Since 2014, the mortgage interest deduction rate has been reduced by 0.5 percentage points annually to prevent over-borrowing at higher incomes. In 2023, this led to a flat tax rate of approximately 37 percent for most taxpayers. However, the 2025 Tax Plan changes this course and increases the deduction for higher incomes. This step appears to contradict previous agreements to make the owner-occupied housing market more accessible.
Housing market
The increased mortgage interest deduction would stimulate demand in the housing market, which has been criticized because of an already overheated market that makes purchasing a home difficult for many middle-income earners. The Senate is called on to adjust the Tax Plan so that the mortgage interest deduction remains the same for all incomes. Failure to comply with these agreements could possibly result in the blocking of funds from the EU and is at odds with previous commitments.
Thirty-year term
In addition, the Netherlands is approaching the limit of the thirty-year period within which mortgage interest may be deducted, something that the Tax Authorities cannot effectively monitor due to missing administration. It is known that the Tax Authorities cannot monitor and enforce the thirty-year period at all because no administration has been built up (SEO, 2019). Since 2019, many official memos have called for phasing out mortgage interest. So far, politicians have ignored this call. It is important that the Senate takes on its role as a critical guardian of consistent legislation and encourages the cabinet to develop a long-term vision with regard to mortgage interest deduction, according to Gradus.
Bron: ESB, 25 november 2024
Masterclass in the Home Ownership Scheme
In recent years, the tax legislation and regulations governing the home ownership scheme have been changed on various points. Some regulations are far from understandable and difficult to implement. Particularly if partners buy a home together and have a mortgage history. The new matrimonial property law also plays a major role in the composition of the new mortgage construction and the consequences of this if partners separate.
More information and registration
**Considering the potential for over-borrowing and its possible impact on market stability, what specific policy measures could mitigate the risks associated with this change to the mortgage interest deduction?**
## Interview: Mortgage Interest Deduction Increase – A Step Backwards?
**Introduction:**
Welcome to World-Today-News.com. Today, we’re diving into the controversial issue of the Dutch government’s decision to increase the mortgage interest deduction for higher-income earners, a move that contradicts previous efforts to make homeownership more accessible. We’re joined by two esteemed experts: Professor Raymond Gradus, a leading voice in public sector economics, and Ms. Anneke van der Helm, a housing market analyst with extensive experience in analyzing policy impacts.
**Section 1: Reversing Course on Accessibility:**
* Professor Gradus, your article in ESB criticizes the government’s increase in the mortgage interest deduction for higher earners. Can you elaborate on why this decision seems to contradict previous efforts to make the housing market more accessible?
* Ms. van der Helm, what is the current state of the Dutch housing market? Do you see this policy change exacerbating existing challenges for middle-income earners?
**Section 2: The Impact on Market Dynamics:**
* Professor Gradus, the article mentions concerns about over-borrowing at higher incomes.

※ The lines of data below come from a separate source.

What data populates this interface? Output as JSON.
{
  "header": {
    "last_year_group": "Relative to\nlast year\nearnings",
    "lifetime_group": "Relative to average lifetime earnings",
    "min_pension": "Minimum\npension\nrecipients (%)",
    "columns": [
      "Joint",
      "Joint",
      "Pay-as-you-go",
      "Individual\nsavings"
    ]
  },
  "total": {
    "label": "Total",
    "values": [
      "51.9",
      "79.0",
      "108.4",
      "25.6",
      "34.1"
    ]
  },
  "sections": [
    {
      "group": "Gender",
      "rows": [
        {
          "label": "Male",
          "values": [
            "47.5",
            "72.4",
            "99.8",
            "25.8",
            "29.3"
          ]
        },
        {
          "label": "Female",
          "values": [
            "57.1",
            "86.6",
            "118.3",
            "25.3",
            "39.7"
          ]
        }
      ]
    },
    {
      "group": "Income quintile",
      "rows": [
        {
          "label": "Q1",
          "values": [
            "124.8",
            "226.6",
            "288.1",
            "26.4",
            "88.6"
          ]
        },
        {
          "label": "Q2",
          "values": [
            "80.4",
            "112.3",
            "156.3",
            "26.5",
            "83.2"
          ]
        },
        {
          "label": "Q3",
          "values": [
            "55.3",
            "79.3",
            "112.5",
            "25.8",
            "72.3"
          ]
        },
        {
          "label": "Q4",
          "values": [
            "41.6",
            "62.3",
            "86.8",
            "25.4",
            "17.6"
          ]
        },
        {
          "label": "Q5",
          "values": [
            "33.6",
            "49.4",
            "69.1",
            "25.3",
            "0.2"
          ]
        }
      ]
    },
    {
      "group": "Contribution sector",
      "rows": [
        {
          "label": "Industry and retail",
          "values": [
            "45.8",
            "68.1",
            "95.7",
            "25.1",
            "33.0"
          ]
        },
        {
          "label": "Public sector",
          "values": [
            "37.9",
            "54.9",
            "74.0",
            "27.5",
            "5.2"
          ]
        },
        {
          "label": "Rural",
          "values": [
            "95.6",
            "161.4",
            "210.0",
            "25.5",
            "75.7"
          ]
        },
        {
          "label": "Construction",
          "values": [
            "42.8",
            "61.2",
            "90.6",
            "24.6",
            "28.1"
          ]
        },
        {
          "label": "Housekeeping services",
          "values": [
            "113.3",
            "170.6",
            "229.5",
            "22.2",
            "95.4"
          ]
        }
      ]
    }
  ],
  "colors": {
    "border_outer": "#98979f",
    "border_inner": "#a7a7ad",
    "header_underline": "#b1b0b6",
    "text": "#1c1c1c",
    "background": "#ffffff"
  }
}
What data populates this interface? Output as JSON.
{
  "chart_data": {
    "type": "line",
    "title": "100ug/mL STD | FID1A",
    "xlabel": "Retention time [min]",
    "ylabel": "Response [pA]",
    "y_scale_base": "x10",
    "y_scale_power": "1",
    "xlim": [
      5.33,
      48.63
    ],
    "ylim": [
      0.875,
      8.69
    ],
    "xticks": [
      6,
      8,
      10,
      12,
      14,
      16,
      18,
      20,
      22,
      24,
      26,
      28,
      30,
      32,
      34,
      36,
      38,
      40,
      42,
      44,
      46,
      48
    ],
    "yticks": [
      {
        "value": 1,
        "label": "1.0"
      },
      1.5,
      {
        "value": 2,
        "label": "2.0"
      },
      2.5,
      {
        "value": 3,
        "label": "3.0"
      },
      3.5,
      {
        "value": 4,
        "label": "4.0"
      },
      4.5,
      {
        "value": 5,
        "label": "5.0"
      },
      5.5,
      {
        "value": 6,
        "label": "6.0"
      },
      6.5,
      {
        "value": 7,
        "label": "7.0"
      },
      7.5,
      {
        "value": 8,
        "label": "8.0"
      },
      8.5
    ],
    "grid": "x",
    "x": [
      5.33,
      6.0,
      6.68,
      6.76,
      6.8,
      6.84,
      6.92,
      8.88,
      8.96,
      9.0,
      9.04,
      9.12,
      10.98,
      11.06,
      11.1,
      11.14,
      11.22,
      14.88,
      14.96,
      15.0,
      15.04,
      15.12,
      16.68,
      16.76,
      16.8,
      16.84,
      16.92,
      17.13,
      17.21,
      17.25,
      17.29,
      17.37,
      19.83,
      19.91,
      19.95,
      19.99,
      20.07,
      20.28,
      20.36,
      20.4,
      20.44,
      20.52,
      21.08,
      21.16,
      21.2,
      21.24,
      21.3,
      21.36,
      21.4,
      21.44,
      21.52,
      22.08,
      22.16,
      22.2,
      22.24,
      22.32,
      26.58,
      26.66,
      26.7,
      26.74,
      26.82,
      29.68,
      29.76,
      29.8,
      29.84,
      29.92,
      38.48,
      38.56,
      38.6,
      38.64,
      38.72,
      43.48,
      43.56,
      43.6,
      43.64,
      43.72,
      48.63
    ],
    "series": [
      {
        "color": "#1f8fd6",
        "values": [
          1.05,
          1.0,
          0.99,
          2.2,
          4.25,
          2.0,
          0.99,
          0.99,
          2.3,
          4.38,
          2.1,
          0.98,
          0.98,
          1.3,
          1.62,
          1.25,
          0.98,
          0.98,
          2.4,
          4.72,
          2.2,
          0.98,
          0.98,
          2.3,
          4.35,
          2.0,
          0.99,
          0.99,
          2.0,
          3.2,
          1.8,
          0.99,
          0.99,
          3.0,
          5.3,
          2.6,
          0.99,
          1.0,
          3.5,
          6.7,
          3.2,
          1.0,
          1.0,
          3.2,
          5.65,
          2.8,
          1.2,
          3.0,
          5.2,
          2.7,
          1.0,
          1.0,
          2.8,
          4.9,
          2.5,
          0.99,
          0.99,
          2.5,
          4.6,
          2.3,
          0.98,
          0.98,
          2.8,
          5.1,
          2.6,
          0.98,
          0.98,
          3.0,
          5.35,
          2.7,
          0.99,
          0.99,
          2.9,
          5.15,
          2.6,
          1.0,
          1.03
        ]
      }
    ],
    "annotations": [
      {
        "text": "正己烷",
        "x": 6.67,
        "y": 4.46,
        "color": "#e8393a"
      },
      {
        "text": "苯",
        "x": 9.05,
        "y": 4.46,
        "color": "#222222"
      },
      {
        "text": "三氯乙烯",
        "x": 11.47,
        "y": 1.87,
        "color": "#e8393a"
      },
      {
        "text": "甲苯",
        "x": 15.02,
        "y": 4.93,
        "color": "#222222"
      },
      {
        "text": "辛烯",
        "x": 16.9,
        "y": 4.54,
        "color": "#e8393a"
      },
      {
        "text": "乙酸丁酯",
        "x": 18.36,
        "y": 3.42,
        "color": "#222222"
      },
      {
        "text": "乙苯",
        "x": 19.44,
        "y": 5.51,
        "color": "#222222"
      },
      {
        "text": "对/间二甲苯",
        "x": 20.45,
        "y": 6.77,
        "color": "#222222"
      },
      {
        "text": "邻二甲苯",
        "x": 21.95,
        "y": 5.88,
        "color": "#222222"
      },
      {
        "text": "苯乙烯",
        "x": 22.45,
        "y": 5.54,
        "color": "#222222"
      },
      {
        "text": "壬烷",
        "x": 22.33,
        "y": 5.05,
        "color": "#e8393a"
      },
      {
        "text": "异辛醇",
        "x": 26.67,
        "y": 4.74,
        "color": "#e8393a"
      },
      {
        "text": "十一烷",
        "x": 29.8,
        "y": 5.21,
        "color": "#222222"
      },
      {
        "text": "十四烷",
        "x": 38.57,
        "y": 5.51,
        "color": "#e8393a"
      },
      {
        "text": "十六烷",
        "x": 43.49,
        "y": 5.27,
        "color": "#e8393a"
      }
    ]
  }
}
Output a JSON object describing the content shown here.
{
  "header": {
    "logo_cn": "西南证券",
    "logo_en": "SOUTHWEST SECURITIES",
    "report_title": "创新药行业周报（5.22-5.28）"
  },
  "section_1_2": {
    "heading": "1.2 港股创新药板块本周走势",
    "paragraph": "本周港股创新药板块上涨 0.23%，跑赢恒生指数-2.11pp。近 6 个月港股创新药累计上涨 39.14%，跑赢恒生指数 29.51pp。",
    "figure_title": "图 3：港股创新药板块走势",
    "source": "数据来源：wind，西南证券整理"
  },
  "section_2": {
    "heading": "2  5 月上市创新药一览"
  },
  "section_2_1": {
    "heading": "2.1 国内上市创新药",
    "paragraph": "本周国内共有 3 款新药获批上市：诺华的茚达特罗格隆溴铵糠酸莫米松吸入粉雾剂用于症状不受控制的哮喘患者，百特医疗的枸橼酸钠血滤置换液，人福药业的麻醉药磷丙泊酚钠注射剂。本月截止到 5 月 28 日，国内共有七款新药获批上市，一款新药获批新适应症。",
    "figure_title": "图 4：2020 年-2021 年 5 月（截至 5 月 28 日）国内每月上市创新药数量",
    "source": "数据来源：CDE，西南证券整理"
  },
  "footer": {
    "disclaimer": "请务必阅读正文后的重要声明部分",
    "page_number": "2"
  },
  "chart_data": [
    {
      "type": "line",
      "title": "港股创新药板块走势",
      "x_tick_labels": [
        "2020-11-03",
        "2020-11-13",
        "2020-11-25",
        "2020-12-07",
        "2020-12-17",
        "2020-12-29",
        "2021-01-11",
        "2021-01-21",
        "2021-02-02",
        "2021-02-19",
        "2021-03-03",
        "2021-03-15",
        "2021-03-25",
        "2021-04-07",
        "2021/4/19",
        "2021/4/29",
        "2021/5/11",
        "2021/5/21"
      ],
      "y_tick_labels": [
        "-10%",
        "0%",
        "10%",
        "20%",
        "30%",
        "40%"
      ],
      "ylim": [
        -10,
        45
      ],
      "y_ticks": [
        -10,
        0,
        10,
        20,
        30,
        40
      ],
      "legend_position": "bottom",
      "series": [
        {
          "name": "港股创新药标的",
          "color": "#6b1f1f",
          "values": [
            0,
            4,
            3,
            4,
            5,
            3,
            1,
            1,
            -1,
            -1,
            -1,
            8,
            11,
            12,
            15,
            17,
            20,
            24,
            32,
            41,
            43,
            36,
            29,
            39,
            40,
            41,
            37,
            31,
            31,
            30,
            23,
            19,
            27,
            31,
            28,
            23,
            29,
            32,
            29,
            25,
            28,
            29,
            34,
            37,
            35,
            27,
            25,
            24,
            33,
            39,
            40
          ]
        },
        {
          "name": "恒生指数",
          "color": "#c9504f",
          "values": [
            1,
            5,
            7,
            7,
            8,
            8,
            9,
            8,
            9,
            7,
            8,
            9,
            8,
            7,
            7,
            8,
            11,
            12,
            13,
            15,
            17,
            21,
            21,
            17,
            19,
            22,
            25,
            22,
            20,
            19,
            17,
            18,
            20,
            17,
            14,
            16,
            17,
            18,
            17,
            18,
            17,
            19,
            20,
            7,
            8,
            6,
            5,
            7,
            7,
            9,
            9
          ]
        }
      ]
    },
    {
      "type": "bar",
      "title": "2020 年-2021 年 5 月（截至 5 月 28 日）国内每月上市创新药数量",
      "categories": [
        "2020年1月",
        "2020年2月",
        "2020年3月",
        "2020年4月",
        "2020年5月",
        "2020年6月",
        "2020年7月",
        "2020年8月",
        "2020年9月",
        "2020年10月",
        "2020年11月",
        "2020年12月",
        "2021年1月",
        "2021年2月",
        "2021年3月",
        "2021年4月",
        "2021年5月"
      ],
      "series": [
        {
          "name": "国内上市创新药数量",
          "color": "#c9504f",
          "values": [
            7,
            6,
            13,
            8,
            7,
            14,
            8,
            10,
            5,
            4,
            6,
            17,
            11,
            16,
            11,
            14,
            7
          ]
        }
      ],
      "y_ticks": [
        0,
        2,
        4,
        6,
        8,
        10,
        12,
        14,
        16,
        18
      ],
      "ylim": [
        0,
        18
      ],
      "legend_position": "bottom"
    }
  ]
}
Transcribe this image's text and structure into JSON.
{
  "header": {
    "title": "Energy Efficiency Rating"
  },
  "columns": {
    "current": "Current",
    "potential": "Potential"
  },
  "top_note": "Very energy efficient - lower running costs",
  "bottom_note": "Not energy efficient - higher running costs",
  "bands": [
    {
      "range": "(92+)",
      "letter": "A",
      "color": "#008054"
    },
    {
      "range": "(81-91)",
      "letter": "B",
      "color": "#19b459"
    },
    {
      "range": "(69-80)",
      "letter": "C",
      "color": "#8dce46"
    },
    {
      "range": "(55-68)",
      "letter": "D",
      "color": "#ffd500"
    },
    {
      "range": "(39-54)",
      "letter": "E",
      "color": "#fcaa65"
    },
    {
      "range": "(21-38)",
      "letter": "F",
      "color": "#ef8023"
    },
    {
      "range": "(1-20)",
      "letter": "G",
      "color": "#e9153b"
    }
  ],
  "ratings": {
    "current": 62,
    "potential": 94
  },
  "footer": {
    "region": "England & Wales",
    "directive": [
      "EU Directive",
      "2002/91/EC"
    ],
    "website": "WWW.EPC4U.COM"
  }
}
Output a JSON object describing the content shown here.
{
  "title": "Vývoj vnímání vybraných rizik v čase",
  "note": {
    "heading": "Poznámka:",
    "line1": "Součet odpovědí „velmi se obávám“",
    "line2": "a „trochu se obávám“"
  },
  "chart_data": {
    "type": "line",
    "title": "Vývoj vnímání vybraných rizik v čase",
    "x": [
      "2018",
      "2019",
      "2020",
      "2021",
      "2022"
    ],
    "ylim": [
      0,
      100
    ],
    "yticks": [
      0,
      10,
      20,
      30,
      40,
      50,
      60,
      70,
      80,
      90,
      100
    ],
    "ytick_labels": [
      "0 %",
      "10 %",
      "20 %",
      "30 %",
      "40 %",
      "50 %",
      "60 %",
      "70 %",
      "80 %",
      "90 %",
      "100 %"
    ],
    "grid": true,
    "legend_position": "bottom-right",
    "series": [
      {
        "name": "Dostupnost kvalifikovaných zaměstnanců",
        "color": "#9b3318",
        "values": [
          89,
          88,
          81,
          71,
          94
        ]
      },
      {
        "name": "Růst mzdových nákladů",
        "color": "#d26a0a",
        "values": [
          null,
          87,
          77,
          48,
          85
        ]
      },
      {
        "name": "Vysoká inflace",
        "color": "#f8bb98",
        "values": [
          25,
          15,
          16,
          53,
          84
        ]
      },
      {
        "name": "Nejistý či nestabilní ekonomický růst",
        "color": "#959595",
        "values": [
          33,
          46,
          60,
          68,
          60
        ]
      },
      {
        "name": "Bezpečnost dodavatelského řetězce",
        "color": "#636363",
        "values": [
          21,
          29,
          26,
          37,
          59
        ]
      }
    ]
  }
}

Could you explain the potential consequences of this increased deduction on borrowing habits and overall market stability?
* Ms. van der Helm, how do you see this change influencing housing prices and demand, especially in already competitive markets?
**Section 3: Long-Term Vision and EU Implications:**
* Professor Gradus, your call for a long-term vision regarding mortgage interest deductions highlights the complexities of this issue. What kind of framework do you envision for a sustainable and equitable housing market?
* Ms. Van der helm, the article mentions potential conflicts with EU funding. Could you elaborate on these concerns and the broader implications of departing from previous agreements?
**Section 4: The 30-Year Term and Effective Monitoring:**
* Professor Gradus, the article points out the shortcomings in monitoring the 30-year mortgage interest deduction period. How critical is the lack of effective oversight, and what steps should be taken to address this issue?
**Closing:**
The decision to increase the mortgage interest deduction for higher earners has sparked considerable debate. We’ve heard valuable insights from Professor Gradus and Ms. van der Helm, shedding light on the multifaceted nature of this policy. As the discussion continues, it’s crucial to consider the long-term consequences for both the housing market and broader economic and social equity in the Netherlands.
Thank you both for sharing your expertise with us.